Je regarde mon frère. Il semble aussi désemparé que moi. Sirice le soutient comme elle le peut, Manny dans les bras, en train de dormir, loin de se douter qu'elle n'aurait jamais l'occasion de partager des moments de bonheur avec son grand-père. J'en ai les larmes aux yeux. Ma mère continue courageusement son récit.
- Mais malheureusement, ils ont été dénoncés. On n'a jamais su par qui. Les soldats sont venus, un matin, les chercher.
Sa voix se brise, revivre ces événements doit être une torture pour elle.
- Je n'ai même pas pu lui dire au-revoir, l'embrasser une dernière fois. Les militaires les ont entraînés dans la cour, puis ils les ont alignés les uns à côté des autres.Un gradé était présent ce jour-là. Son visage restera gravé à jamais dans ma mémoire. Il était froid, sans aucune humanité. C'est lui qui a ordonné aux soldats d'exécuter ton père et ses amis. Il nous a obligés à regarder toute la scène. Jusqu'au bout, je n'ai pas quitté ton père des yeux. Il n'a pas tremblé une seconde.

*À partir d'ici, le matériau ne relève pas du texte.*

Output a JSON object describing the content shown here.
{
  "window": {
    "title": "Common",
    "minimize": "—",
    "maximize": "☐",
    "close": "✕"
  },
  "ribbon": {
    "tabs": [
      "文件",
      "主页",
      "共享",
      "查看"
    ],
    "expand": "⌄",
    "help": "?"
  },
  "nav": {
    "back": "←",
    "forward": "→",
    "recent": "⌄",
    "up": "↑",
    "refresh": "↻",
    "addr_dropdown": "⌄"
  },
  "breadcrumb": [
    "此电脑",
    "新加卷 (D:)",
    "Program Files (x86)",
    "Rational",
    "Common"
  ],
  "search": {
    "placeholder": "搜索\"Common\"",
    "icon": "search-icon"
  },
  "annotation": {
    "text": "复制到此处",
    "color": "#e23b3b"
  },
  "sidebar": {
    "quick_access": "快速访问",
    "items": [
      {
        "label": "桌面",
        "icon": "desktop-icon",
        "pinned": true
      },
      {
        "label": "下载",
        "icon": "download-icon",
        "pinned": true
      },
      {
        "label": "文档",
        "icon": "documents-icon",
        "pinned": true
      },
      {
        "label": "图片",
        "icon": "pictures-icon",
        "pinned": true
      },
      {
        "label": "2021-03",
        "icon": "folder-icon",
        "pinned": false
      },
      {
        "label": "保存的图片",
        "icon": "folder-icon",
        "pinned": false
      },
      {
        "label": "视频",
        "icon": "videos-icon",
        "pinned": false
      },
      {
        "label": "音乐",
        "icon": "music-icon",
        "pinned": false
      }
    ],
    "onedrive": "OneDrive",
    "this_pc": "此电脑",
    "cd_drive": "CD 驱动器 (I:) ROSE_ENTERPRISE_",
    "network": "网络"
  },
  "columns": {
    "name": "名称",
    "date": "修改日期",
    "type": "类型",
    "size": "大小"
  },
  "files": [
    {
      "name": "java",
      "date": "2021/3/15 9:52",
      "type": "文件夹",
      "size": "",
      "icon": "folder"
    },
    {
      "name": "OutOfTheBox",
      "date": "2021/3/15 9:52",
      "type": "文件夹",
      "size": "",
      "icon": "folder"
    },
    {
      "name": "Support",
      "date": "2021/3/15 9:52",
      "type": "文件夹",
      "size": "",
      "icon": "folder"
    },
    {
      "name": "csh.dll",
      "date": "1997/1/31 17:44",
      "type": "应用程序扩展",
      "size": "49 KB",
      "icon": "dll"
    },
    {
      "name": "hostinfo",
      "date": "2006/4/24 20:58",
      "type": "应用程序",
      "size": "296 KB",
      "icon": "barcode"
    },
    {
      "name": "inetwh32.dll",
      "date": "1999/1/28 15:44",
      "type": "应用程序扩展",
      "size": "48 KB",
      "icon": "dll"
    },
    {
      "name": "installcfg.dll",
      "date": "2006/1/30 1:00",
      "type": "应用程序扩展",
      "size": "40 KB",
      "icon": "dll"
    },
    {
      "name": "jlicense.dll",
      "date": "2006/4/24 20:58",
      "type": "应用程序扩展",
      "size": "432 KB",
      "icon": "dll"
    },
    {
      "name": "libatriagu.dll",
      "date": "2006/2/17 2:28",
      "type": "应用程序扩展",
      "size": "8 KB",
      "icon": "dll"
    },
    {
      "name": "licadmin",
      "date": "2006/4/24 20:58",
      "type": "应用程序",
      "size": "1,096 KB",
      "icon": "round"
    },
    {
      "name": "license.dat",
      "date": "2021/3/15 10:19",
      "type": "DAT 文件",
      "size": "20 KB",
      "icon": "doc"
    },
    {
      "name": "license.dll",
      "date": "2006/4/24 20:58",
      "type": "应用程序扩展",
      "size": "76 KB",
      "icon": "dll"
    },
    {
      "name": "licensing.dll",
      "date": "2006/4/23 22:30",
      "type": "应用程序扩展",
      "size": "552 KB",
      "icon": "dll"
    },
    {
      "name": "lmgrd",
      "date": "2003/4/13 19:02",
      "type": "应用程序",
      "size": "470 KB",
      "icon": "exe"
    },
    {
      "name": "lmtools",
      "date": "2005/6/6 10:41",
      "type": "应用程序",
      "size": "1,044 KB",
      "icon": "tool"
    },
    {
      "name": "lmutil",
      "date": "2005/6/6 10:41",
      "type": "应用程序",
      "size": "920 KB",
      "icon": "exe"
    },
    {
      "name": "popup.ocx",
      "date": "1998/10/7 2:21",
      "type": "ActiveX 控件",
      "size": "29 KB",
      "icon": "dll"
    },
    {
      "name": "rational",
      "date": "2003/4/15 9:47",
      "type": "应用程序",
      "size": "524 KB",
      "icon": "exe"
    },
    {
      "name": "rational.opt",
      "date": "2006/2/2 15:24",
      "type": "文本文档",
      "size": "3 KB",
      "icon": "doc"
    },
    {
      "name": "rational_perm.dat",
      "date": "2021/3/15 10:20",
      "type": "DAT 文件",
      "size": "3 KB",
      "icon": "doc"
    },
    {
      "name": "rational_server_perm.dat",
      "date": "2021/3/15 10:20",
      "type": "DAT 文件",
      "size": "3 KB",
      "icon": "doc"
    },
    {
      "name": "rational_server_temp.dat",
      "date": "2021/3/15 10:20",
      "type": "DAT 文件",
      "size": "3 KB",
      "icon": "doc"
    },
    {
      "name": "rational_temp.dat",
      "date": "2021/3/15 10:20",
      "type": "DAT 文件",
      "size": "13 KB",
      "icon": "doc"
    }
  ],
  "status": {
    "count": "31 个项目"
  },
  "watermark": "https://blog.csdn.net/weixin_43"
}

Puis, il est mort, assène-t-elle, comme une évidence.
- Oh maman, c'est de ma faute ! Si j'étais venue plus tôt j'aurais pu le sauver ! fais-je, remplie d'un énorme sentiment de culpabilité.
Je suis effondrée. J'imagine mon père face à ses bourreaux, son corps sans vie s'écrouler sur le sol.
- Ne dis pas de bêtises. Tu n'es pas coupable, tente de me rassurer ma mère. Ton père s'avait ce qu'il risquait. Il en était conscient.
Je suis épuisée, autant moralement que physiquement. Toutes ces atrocités m'enlèvent chaque jour des petits morceaux de vie. J'ai l'impression de mourir à petit feu, que tout ce qui comptait dans mon existence est en train de disparaitre peu à peu. Au milieu de ce désespoir, une question me vient cependant à l'esprit.
- Tu connais le nom du gradé qui a ordonné l'exécution de papa ?
Immédiatement le regard de ma mère se durcit. Ce nom, elle ne pourra jamais l'oublier.
- Follins, le commandant Follins.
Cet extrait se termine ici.